The cycle

For the last few months I’ve been feeling restless to be doing not-much throughout the day, so I’ve been actively looking for a job. No bites have been occurring. So instead I’ve been working hard on new projects, like the VRChat avatar stuff and also redesigning my website (which I’m close to being able to roll out, incidentally).

But then it turns out that doing work makes my chronic pain flare up again, and now I’m in agony again.

So, I guess I need to find something that makes me feel satisfied with my day (and ideally brings in some amount of income) without being something that my body just absolutely rejects. But what could that possibly be? The stuff I’m good at and the stuff I enjoy doing is stuff that physically hurts to do.

And of course none of the jobs I’m finding out there even remotely appeal to me, much less seem like something that’d be worth the pain. Like, on the plus side, the blight of nothing but blockchain jobs has ended, but only because now every job is about shitty AI.

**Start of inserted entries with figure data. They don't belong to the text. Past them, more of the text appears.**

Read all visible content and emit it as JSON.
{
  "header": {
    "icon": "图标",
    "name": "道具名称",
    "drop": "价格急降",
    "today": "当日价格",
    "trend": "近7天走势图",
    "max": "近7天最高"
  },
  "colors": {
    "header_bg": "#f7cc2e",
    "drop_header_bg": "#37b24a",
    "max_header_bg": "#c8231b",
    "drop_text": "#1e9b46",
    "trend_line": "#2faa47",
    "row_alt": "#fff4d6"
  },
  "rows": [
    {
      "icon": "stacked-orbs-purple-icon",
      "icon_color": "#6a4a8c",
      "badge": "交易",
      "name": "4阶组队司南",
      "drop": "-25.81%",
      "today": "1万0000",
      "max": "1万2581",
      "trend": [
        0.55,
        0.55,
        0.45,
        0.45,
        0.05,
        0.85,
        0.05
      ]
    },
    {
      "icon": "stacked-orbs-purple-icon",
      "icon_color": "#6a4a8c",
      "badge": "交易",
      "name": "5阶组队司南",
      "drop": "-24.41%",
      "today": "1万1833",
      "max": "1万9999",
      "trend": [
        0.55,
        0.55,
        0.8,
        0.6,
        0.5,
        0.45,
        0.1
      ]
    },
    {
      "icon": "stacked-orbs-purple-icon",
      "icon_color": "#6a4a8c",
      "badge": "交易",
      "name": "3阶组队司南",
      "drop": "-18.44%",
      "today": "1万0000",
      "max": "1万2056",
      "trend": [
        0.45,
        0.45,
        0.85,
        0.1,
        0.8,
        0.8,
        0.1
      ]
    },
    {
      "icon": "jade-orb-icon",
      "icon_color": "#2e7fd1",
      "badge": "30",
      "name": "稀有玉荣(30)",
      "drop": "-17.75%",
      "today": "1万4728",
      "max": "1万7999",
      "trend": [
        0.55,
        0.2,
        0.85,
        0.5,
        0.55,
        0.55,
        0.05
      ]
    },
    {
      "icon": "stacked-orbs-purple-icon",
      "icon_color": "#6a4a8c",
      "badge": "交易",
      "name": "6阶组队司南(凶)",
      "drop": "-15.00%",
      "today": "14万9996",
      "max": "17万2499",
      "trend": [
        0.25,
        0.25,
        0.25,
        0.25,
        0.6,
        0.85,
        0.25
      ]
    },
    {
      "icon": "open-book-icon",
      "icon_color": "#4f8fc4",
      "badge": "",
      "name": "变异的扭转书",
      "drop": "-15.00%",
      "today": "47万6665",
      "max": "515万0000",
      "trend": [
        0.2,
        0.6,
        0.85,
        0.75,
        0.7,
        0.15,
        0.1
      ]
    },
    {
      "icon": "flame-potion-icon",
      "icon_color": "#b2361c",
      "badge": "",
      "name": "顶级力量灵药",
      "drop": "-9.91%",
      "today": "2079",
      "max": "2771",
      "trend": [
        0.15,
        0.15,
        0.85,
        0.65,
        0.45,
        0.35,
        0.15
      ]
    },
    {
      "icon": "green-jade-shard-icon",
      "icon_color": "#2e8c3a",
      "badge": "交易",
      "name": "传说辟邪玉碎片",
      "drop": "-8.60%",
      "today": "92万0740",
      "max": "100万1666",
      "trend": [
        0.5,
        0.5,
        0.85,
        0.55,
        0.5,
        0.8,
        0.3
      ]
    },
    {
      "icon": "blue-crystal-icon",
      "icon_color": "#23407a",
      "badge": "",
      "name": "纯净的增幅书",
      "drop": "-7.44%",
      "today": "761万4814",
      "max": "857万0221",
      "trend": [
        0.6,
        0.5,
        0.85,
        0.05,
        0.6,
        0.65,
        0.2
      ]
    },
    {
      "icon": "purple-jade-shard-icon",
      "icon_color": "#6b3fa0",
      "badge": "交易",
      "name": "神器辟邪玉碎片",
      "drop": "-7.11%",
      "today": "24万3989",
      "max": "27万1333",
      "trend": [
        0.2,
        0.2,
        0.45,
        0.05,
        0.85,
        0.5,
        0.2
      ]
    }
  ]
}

So, I’m still pretty resolute in not going back into software engineering, but I have no idea what I should be getting into. Whatever I do end up doing it needs to be something I do with others, too. I’ve been isolated far too long.

I keep wondering if maybe I should find a public sector job near me, like doing IT support for the library or the county or something. The King County Jobs site has some interesting stuff on it but most of it is like… very not compatible with my scheduling needs.

Ugh, I dunno. Maybe someone reading this has some ideas.